Project information

Supporting patients & families in their own home

To support local people to be cared for and live well at home towards the end of their life, and to die in their preferred place. This is facilitated by the expert advice and care of our Clinical Nurse Specialists, hereafter called community nurses, who provide comfort at an often difficult time.

Ongoing

Charity information: St Peter & St James Hospice

St Peter & St James Hospice logo
  • Need

    Need

    Surveys repeatedly find most people want to die at home, but in reality the most common place of death is in hospital (almost 50% of the deaths in England last year were in hospital). This puts pressure on our hospitals’ limited physical and personnel resources, and the unfamiliarity of a clinical environment can be distressing for patients and their families. Furthermore, research shows that insufficient practical support impacts negatively on carers physical and mental wellbeing.

    Solution

    Our community team will be better equipped to ensure appropriate emotional and practical support is provided to local families in their own homes. This support empowers patients to make decisions and have more choice around their death, at a time when much of their life is no longer in their control, and to stay at home for as long as possible.
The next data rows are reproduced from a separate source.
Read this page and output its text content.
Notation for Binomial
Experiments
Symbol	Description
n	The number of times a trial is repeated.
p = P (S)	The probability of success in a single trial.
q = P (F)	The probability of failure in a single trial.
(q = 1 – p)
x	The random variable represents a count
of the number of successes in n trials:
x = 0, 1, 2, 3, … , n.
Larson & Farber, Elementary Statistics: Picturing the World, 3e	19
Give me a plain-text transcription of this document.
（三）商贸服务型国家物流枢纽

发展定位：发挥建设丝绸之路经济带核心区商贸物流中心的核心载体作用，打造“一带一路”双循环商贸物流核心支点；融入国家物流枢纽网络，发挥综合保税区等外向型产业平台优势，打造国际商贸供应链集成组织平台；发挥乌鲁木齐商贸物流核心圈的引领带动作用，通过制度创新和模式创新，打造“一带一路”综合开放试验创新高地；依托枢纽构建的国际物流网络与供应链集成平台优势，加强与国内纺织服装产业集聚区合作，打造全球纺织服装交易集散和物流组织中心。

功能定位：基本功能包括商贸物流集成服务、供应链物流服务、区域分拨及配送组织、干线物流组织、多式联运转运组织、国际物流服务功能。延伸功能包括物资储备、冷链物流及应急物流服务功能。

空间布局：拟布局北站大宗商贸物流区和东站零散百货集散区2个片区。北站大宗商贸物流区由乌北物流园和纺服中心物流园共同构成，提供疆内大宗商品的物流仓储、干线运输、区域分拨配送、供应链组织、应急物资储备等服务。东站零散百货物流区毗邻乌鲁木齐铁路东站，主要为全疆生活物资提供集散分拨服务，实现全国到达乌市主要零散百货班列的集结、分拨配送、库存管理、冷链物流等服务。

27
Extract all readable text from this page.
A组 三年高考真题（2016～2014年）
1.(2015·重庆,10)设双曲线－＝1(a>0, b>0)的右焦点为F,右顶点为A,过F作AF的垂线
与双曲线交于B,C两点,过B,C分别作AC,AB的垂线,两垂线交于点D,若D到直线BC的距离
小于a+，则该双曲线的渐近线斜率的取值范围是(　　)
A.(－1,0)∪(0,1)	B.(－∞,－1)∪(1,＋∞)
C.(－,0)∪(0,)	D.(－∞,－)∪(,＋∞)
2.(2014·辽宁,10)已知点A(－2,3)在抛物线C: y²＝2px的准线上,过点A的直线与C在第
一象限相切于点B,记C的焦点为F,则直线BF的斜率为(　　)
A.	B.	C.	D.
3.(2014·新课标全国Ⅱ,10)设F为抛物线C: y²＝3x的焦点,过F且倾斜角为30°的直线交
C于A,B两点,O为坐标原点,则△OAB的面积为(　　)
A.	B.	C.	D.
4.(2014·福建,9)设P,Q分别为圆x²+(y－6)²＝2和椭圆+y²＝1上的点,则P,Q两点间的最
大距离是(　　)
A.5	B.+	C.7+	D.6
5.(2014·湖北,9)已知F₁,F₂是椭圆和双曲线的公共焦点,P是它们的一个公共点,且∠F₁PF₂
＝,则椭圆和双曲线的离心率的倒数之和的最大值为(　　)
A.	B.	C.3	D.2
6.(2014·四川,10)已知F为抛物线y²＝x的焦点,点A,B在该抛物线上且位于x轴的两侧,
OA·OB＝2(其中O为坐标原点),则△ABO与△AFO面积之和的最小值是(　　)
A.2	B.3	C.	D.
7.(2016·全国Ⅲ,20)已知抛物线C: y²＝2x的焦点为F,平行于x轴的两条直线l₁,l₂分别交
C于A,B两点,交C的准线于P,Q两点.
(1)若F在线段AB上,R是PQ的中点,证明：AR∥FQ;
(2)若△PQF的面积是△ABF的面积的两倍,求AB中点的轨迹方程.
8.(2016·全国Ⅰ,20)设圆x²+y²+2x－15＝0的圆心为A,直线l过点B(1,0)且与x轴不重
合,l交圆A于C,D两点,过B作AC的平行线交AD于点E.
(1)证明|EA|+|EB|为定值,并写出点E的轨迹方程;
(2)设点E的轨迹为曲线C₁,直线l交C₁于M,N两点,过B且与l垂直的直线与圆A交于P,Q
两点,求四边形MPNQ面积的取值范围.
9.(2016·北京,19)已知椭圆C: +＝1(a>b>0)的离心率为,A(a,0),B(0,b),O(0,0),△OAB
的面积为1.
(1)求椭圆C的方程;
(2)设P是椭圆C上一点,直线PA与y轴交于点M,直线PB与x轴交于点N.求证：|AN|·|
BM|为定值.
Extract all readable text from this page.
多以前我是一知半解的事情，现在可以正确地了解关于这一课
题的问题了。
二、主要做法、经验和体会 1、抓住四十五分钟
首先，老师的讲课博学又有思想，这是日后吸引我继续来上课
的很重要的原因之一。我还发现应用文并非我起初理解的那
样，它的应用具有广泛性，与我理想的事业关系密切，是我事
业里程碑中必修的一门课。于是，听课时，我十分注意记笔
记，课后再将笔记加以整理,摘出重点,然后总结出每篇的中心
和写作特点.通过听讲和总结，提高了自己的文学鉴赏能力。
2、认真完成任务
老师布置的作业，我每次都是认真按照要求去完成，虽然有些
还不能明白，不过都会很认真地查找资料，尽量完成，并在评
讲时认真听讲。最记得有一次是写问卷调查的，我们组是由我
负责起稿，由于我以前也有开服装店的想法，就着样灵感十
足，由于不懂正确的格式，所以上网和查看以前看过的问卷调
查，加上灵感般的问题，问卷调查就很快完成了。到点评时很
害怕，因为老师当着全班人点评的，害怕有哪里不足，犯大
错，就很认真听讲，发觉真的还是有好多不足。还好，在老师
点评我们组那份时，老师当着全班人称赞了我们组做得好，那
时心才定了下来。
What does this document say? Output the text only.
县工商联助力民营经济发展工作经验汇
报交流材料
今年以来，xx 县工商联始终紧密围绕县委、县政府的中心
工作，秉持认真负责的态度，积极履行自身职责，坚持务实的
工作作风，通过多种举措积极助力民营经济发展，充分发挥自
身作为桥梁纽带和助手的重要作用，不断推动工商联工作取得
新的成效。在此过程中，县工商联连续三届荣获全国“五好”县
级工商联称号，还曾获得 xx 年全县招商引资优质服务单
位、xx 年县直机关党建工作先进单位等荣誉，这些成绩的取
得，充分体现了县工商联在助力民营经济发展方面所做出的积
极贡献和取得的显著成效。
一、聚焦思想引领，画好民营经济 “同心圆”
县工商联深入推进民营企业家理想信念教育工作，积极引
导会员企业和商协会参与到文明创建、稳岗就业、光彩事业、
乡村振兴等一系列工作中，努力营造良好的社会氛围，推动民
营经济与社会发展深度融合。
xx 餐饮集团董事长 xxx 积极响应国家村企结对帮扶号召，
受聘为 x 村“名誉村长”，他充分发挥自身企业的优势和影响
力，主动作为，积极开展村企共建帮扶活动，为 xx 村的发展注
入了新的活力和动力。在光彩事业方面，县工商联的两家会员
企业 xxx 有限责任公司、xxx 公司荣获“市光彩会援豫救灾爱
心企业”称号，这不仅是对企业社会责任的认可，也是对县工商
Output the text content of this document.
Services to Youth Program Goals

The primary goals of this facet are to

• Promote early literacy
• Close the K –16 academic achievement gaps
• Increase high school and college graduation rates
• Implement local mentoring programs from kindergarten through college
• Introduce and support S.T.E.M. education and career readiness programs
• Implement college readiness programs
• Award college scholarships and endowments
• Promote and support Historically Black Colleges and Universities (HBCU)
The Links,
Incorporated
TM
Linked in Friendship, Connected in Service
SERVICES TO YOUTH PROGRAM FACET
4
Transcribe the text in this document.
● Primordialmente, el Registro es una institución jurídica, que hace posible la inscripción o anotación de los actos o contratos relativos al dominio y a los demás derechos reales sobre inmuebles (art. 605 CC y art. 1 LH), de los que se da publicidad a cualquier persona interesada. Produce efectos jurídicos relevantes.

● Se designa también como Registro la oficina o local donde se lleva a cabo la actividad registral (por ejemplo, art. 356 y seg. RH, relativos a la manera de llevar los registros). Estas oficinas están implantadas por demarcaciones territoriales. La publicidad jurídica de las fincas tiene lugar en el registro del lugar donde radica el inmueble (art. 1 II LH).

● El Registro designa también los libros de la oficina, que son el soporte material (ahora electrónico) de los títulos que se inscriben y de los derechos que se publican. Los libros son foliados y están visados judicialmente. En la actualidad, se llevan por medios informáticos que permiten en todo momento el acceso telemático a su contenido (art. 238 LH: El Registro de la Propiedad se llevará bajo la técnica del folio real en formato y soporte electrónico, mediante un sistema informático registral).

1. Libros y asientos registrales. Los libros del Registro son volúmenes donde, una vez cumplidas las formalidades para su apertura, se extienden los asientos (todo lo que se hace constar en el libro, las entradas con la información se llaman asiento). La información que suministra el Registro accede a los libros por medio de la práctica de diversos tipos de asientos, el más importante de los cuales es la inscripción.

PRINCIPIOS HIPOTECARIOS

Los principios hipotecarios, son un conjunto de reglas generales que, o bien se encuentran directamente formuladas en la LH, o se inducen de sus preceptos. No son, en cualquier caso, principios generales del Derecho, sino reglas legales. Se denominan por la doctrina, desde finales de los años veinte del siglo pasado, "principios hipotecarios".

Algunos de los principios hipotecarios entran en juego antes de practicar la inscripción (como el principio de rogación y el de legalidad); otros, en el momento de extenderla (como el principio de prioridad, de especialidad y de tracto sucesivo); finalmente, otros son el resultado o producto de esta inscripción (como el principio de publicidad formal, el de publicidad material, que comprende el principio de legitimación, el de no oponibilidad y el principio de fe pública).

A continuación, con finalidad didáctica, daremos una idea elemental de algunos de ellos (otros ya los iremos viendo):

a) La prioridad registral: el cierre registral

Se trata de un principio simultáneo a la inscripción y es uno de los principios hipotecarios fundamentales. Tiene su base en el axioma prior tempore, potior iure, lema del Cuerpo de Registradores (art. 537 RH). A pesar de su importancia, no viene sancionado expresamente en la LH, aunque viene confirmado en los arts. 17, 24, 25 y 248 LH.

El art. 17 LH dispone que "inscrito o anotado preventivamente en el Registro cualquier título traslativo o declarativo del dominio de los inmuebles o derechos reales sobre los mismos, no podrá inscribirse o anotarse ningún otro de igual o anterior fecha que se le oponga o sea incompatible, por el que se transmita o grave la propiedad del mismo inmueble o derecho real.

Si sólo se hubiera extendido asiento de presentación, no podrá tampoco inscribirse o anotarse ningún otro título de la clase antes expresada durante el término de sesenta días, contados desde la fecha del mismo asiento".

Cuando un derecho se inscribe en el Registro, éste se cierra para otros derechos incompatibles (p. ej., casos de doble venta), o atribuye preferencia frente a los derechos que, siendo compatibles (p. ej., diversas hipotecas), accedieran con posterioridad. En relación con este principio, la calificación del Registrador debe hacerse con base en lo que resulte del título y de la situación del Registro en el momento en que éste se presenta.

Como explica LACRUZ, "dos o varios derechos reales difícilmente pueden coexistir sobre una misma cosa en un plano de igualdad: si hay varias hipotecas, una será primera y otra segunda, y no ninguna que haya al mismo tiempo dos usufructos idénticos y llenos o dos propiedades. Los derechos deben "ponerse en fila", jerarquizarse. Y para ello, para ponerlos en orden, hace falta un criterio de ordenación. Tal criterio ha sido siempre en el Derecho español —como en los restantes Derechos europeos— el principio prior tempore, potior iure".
This will enable more people to fulfil their wish to die in familiar, comfortable surroundings, therefore allowing them the best possible ‘good’ death.

  • Aims

    Aim 1

    To improve the quality of life of patients living at home


    Activities

    » The hospice community nurse will liaise with medical and social care professionals to ensure the provision of the best possible care.
    » The support of a hospice community nurse empowers local patients to make decisions and have more choice around their death.
    » Seeing the ‘real’ person in the context of their own home allows the community nurse to know how to best comfort them towards the end of their life.

    What success will look like

    Regular internal data analysis of how many patients died in their preferred place of death, and feedback from families regarding their loved one’s final weeks.


    Aim 2

    To advise and support carers/families in their time of need


    Activities

    » The provision of practical and emotional support given by a caring, trusted professional in the home, makes it easier to cope with daily life.
    » By ensuring the family feels better supported themselves, it means in turn they can give better care to their loved one.
    » The continuity of each caseload means strong relationships are built with families over time, thus ensuring the most appropriate support is provided.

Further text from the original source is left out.